No one or nothing in Kate Atkinson's new novel is exactly what it seems. There are double agents, double crosses and secrets galore. It is, as Winston Churchill once said in another context, a riddle inside a mystery inside an enigma. It is literary fiction, historical fiction masquerading as a mystery/spy thriller.
Moreover, Atkinson uses much the same technique as she employed so successfully in Life After Life to take us back and forth through the life history of her main character, Juliet Armstrong.
We meet Miss Armstrong on the day of her death. It is 1981 and she is 60 years old. She is crossing a street in London when she is struck by a car. She knows she is dying as she lies on the pavement surrounded by concerned passersby who try to help.
Flashback to 1940 when she was still only 18 and an orphan. She is recruited by the British intelligence agency, MI5, to work as a transcriptionist. She is to listen to the conversations between an MI5 agent, Godfrey Toby, and a group of British Nazi sympathizers, the so-called fifth column, and then transcribe those recorded conversations on paper. Her workplace is an apartment next door to the apartment where the agent meets with the Nazi sympathizers and attempts to get them to reveal their activities. Finally, she is recruited to do some spy work on her own, to infiltrate another group of fifth columnists. She continues working for MI5 throughout the war.
We next meet her in 1950 when she is 28 and working for the BBC. London is still under the pall of the recent war. One day, on her lunch break, she sees Godfrey Toby on the street, but when she rushes to greet him, he denies that he is Toby and insists that she has mistaken him for someone else. She is shaken by the experience and is more shaken still when she receives an unsigned note saying that she will pay for what she did. What could the note be referring to?
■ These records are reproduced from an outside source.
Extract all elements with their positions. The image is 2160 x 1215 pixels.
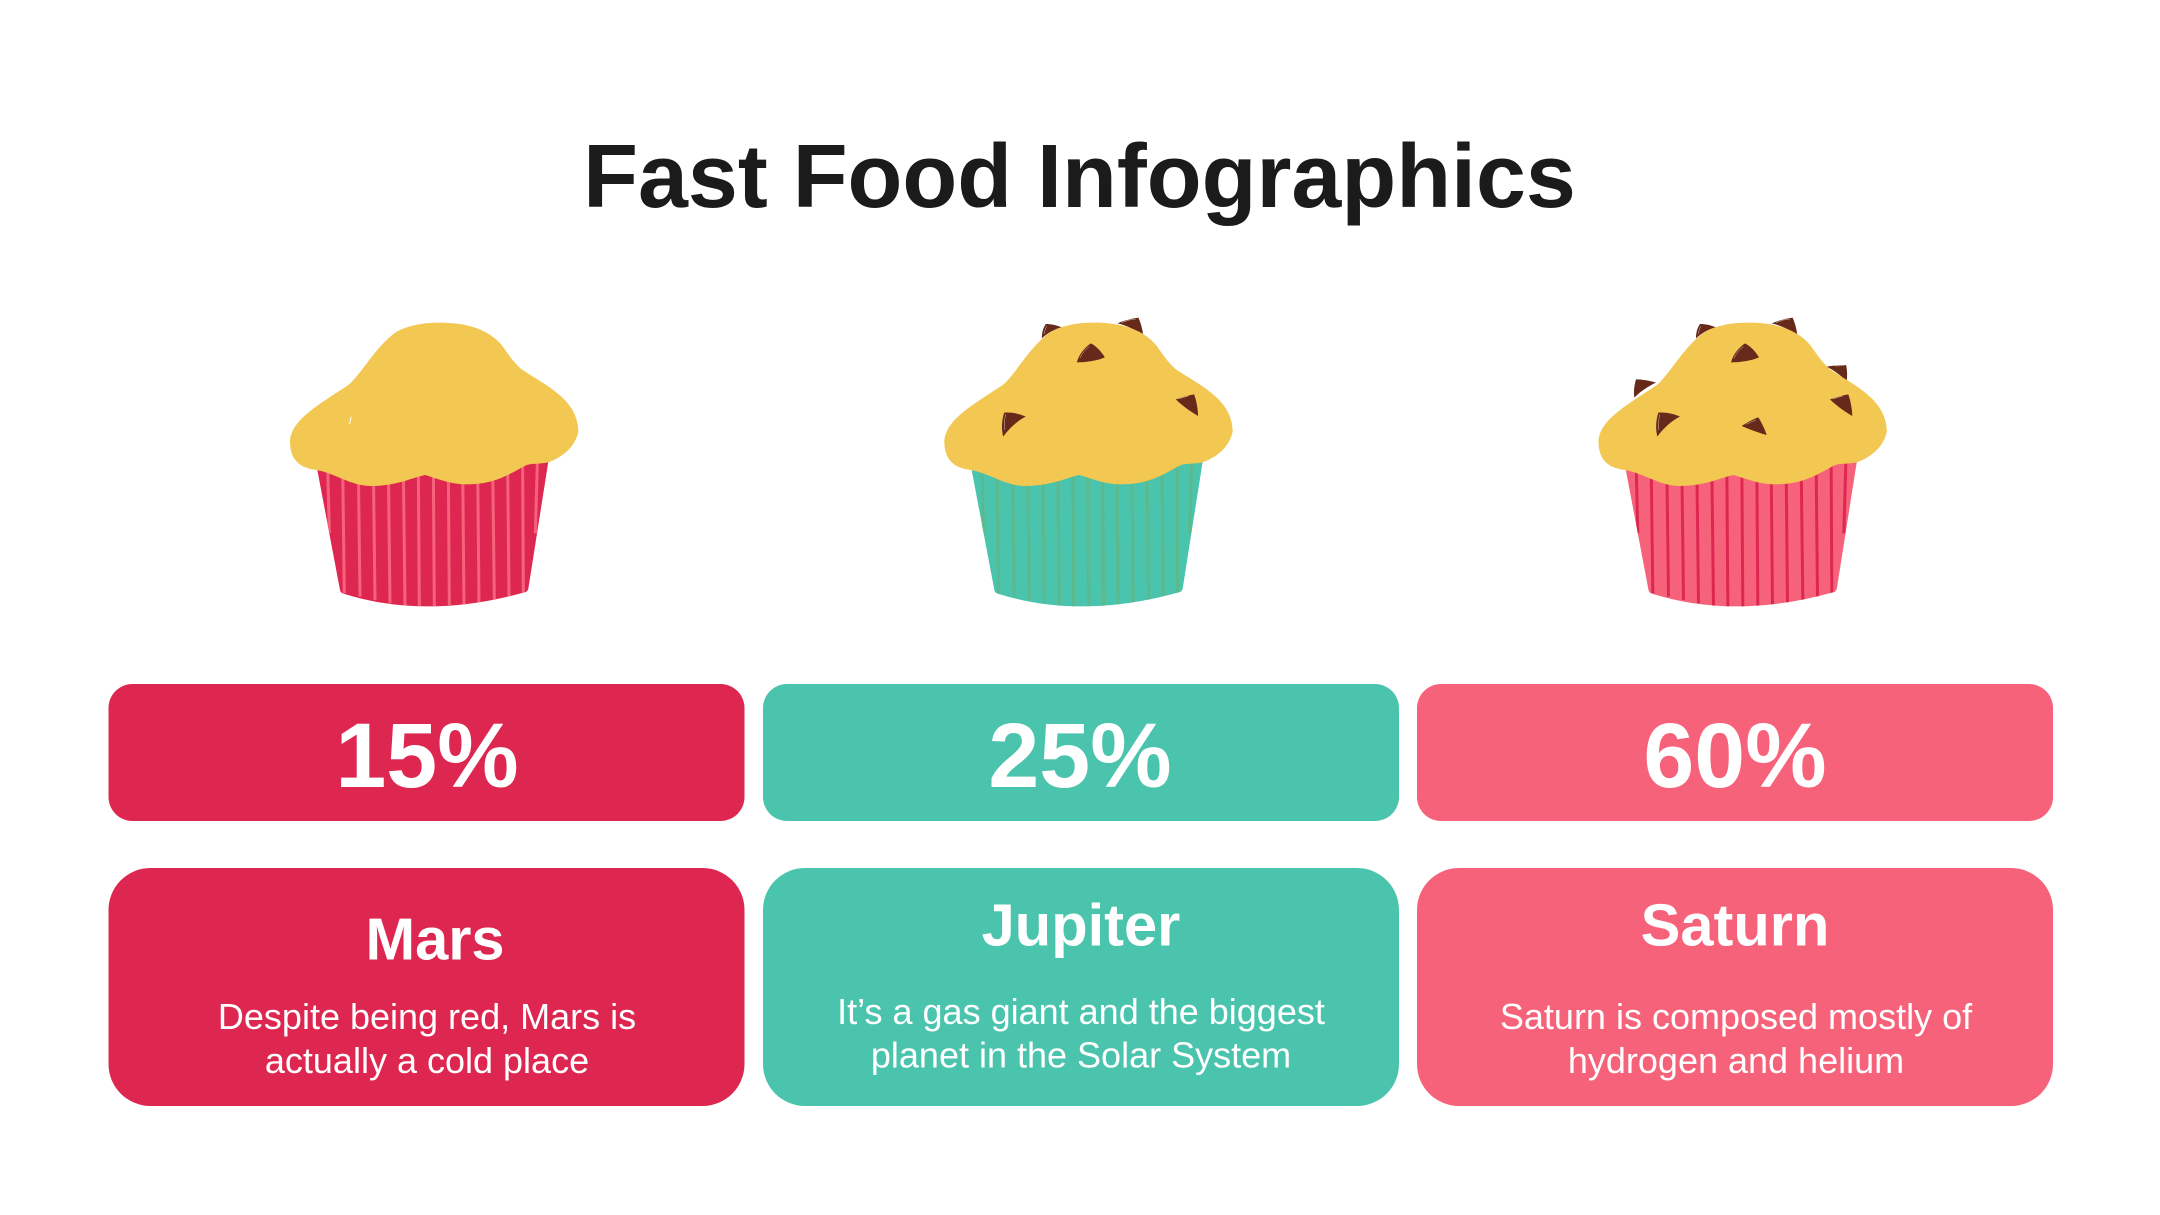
panel: Mars percentage <box>108 684 744 821</box>
panel: Mars description <box>108 868 744 1106</box>
panel: Jupiter percentage: 25% <box>988 705 1172 807</box>
panel: Mars percentage: 15% <box>335 705 519 807</box>
panel: Saturn percentage <box>1417 684 2053 821</box>
panel: Saturn description: Saturn <box>1641 892 1829 958</box>
panel: Mars description: Mars <box>365 906 505 972</box>
panel: Saturn description: hydrogen and helium <box>1568 1040 1904 1081</box>
panel: Jupiter description <box>763 868 1399 1106</box>
panel: Saturn description: Saturn is composed mostly of <box>1500 996 1973 1037</box>
panel: Saturn description <box>1417 868 2053 1106</box>
panel: Jupiter description: planet in the Solar System <box>871 1034 1291 1076</box>
panel: Jupiter description: Jupiter <box>982 892 1180 958</box>
panel: Jupiter percentage <box>763 684 1399 821</box>
icon: plain red muffin <box>290 323 578 607</box>
icon: teal chocolate chip muffin <box>944 318 1233 607</box>
panel: Mars description: actually a cold place <box>265 1040 589 1081</box>
panel: Jupiter description: It’s a gas giant and the biggest <box>837 991 1325 1032</box>
panel: Saturn percentage: 60% <box>1643 705 1827 807</box>
title: Fast Food Infographics <box>583 127 1576 227</box>
icon: pink chocolate chip muffin <box>1598 318 1887 607</box>
panel: Mars description: Despite being red, Mars is <box>218 996 636 1037</box>
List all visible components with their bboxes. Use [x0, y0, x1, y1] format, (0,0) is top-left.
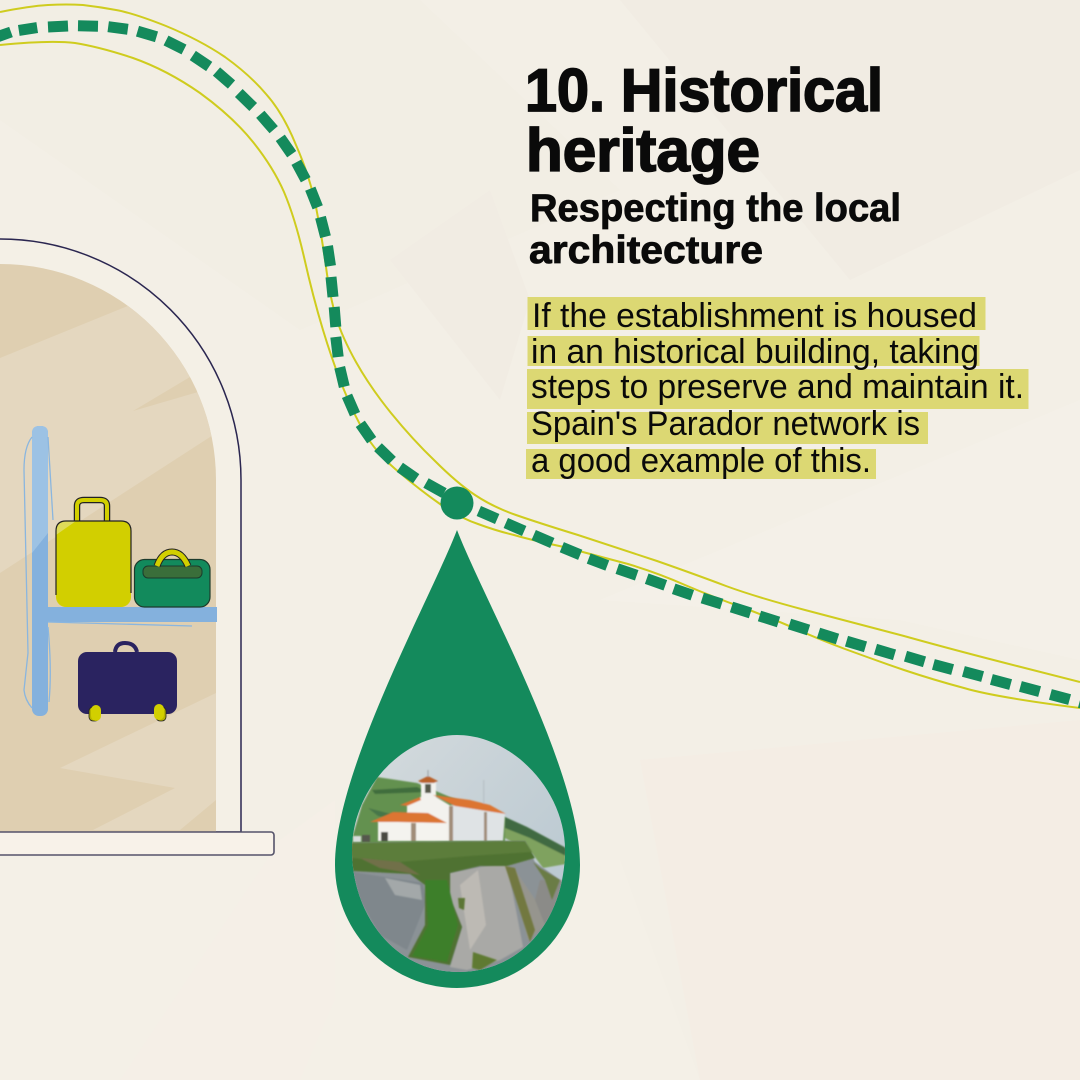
map pin drop [335, 530, 580, 988]
photo: church on a cliff [352, 735, 565, 972]
arch interior [0, 260, 230, 835]
highlighted body text: If the establishment is housed [532, 297, 977, 335]
icon: yellow suitcase [56, 500, 131, 607]
luggage shelf [24, 426, 217, 721]
subtitle: architecture [529, 229, 763, 272]
subtitle [529, 187, 901, 272]
window sill [0, 832, 274, 855]
highlighted body text: Spain's Parador network is [531, 405, 920, 443]
icon: green bag [134, 552, 210, 607]
highlighted body text: steps to preserve and maintain it. [531, 368, 1024, 406]
arch window [0, 239, 274, 855]
subtitle: Respecting the local [530, 187, 901, 230]
highlighted body text: a good example of this. [531, 442, 871, 480]
highlighted body text: in an historical building, taking [531, 333, 979, 371]
route: green dashed line [0, 26, 1080, 708]
route outline: yellow lines [0, 4, 1080, 708]
arch frame [0, 239, 241, 832]
shelf upright and board [32, 426, 217, 716]
church [353, 770, 506, 842]
cliff [352, 840, 562, 972]
title: 10. Historical [525, 57, 883, 124]
route marker dot [440, 486, 474, 520]
icon: navy suitcase [78, 643, 177, 721]
title: heritage [526, 117, 760, 184]
title [525, 57, 883, 184]
highlighted body text [526, 297, 1028, 480]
Back we go again to wartime and Juliet's relationship with her boss Peregrine (Perry) Gibbons. She entertains erotic fantasies about Gibbons and when he invites her on a weekend excursion to the country, her hopes are high. Those hopes are dashed when it transpires that her boss is an amateur naturalist and he has invited Juliet along to observe the birds and beasts in their natural habitats! A certain amount of hilarity ensues.
In fact, one of the charms of this book is its humor, much of it expressed in Juliet's irreverent and sarcastic asides. At times the humor borders on the madcap as Juliet proves to be quite a capricious and careless spy.
There is tragedy as well - it is wartime, after all - and Juliet participates in her share of it. It is this which makes her fear retribution when she receives that note in 1950.
But who is this Juliet Armstrong really? Is she who and what she seems, or is she, too, hiding something? Atkinson keeps the cards on Juliet very close to her vest and only reveals them toward the end. When they are laid on the table for all to see, of course, it all makes sense. And we remember what Juliet's boss in MI5 once told her: "The mark of a good agent is when you have no idea which side they're on."
Atkinson has spun a rousing good tale. Call it a spy thriller, a mystery, or literary fiction, or better yet, don't try to categorize it at all; just go where the narrative takes you.